If you can’t change the weather, then you must safeguard against the impacts of it. That’s the basis of “adaptation” and “resilience.” And that’s when you get to a fork in the road: You can try to fight the weather or work with it. GEI Consultants recently helped the state of Michigan make this very kind of tough choice. We can help you too.
Moving assets to higher ground and away from climate change-induced coastal hazards has been one way to work with the weather instead of fighting it. The tactic of moving assets has been called “managed retreat.” That is, until now.
Not everyone likes to “retreat.” With the implication of “giving up,” moving roads, utilities, or buildings to higher ground is, however, anything but.
In what may be the ultimate sign of adaptation, the English language is adjusting, too, moving away from the notion of retreating toward something that better reflects the act of adjusting course to circumstances beyond our control.
There’s a “case for ‘managed retreat’,” extolled one commentator for Politico in 2020, referring to the activity, not the label. Yet less than two years later, E&E (owned by Politico) claimed “No one likes ‘managed retreat.’ So, it’s getting rebranded.”
“Resilient relocation” is one alternative moniker. In what may be the Great Lakes region’s marquis example of resilient relocation, GEI Consultants recently completed the movement of an 850-ton historic pavilion, built in the 1930s, at Orchard Beach State Park in Michigan. Instead of fighting nature by building a seawall or hard shoreline structure at the toe of the bluff on which the pavilion was perched—an effort that might not have been cost effective in the face of pounding waves—the state of Michigan opted instead to move the building.
“The volatility of water on our Great Lakes made a radical action necessary,” said Carlin Grundemann, GEI’s senior geotechnical engineer and manager of the project. Michigan Gov. Gretchen Whitmer gave the effort an award and it’s been covered by high-profile outlets like the Chicago Tribune.
What hasn’t been covered—and what’s clearly on the way—is that “relocation” doesn’t just apply to things impacted by climate change. It’s increasingly applying to people.
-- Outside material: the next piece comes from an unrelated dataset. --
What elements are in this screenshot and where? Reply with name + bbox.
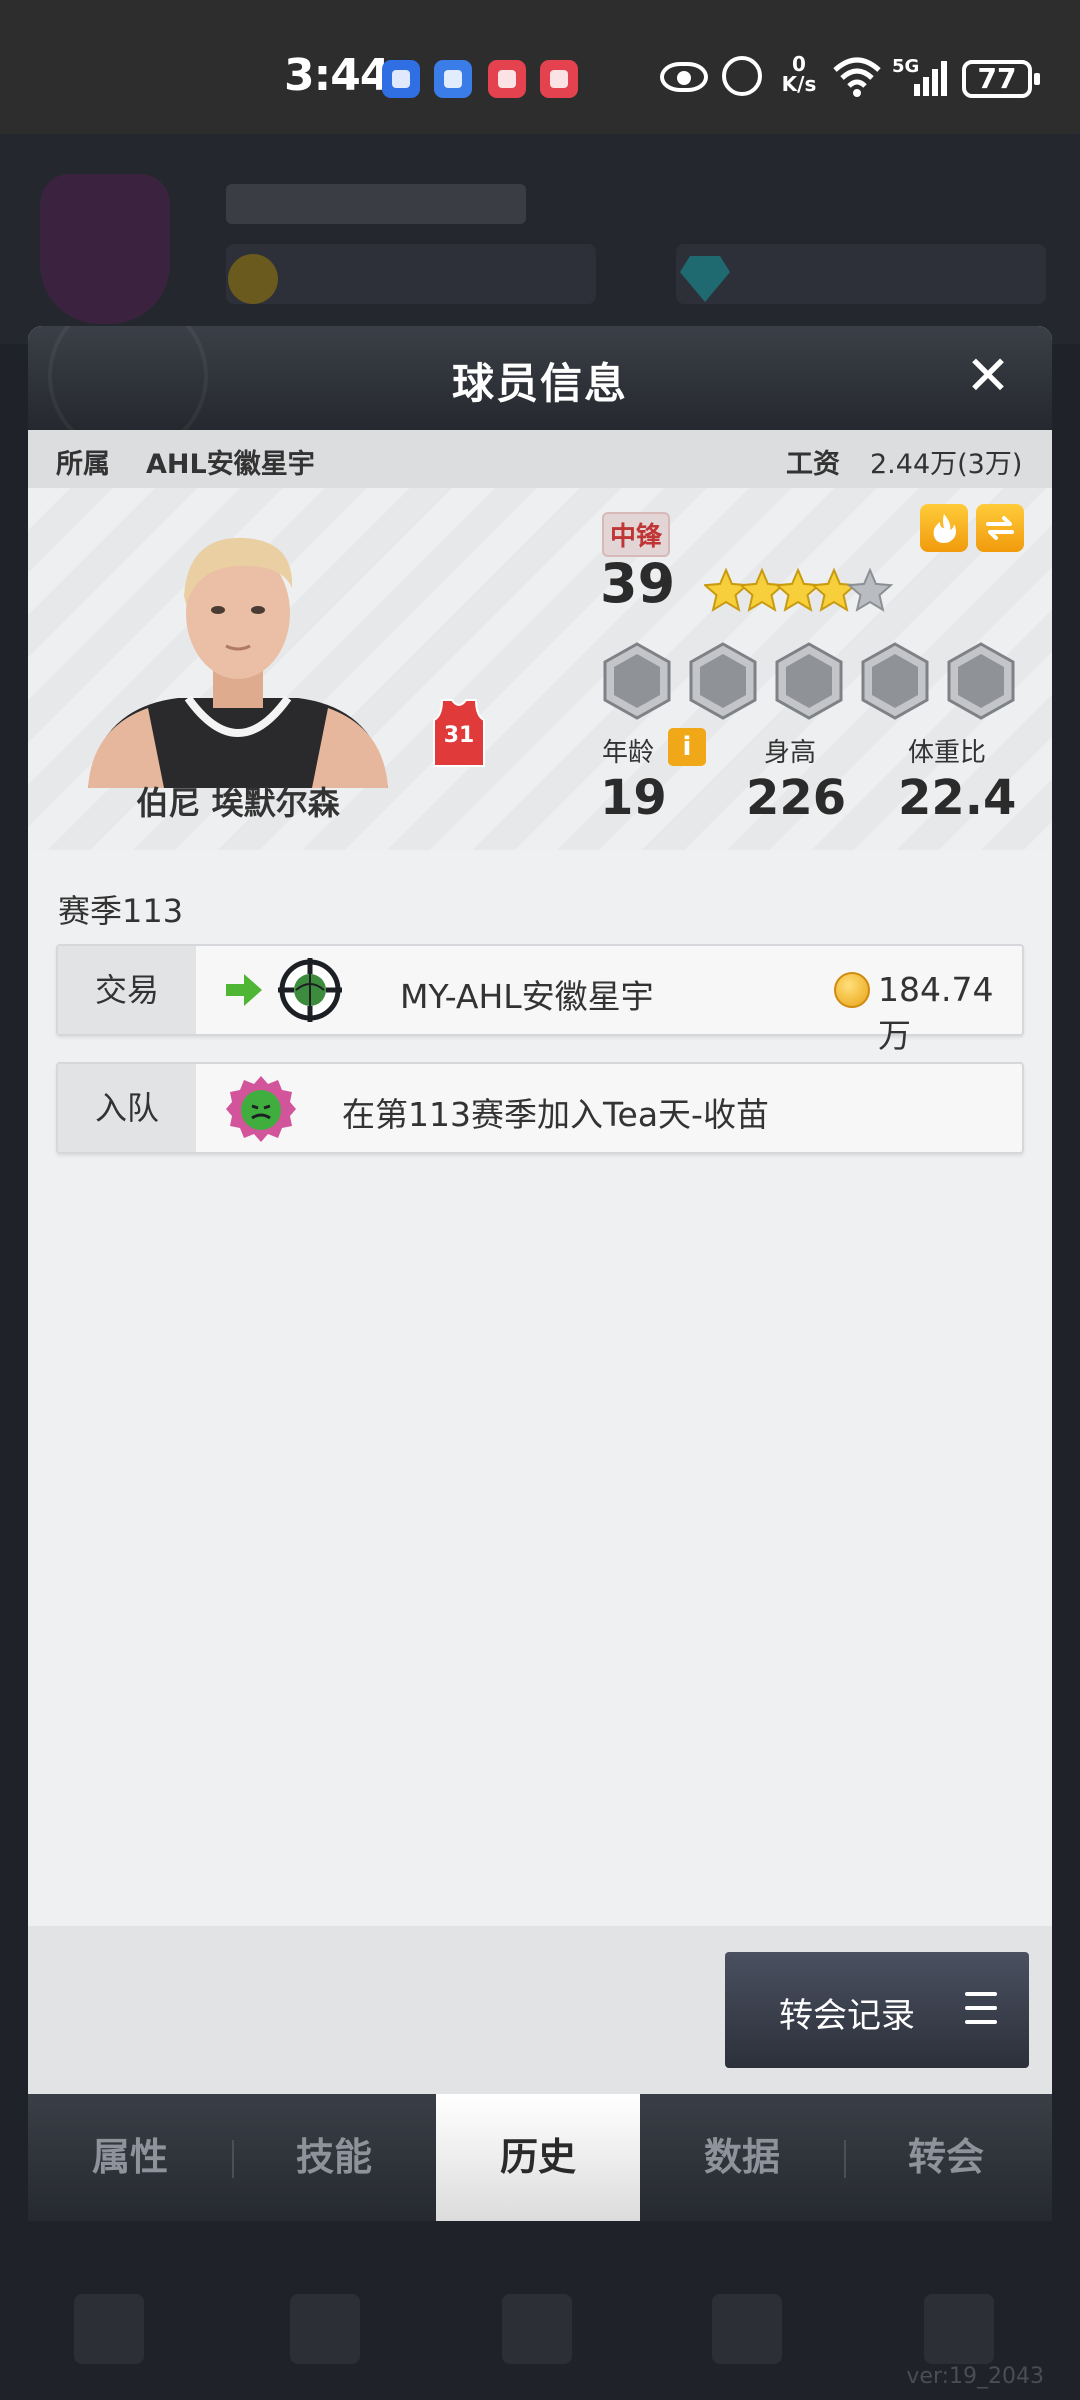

As sea levels rise, wildfires, extreme heat, drought, and other severe impacts compromise people’s day-to-day lives along ocean coastal states, they will move. And that—when we’re talking about people, not just things—is when talk of “retreating” will fade and “relocation” will take over, even though we’re referring to the same thing: working around nature and weather instead of trying to combat it.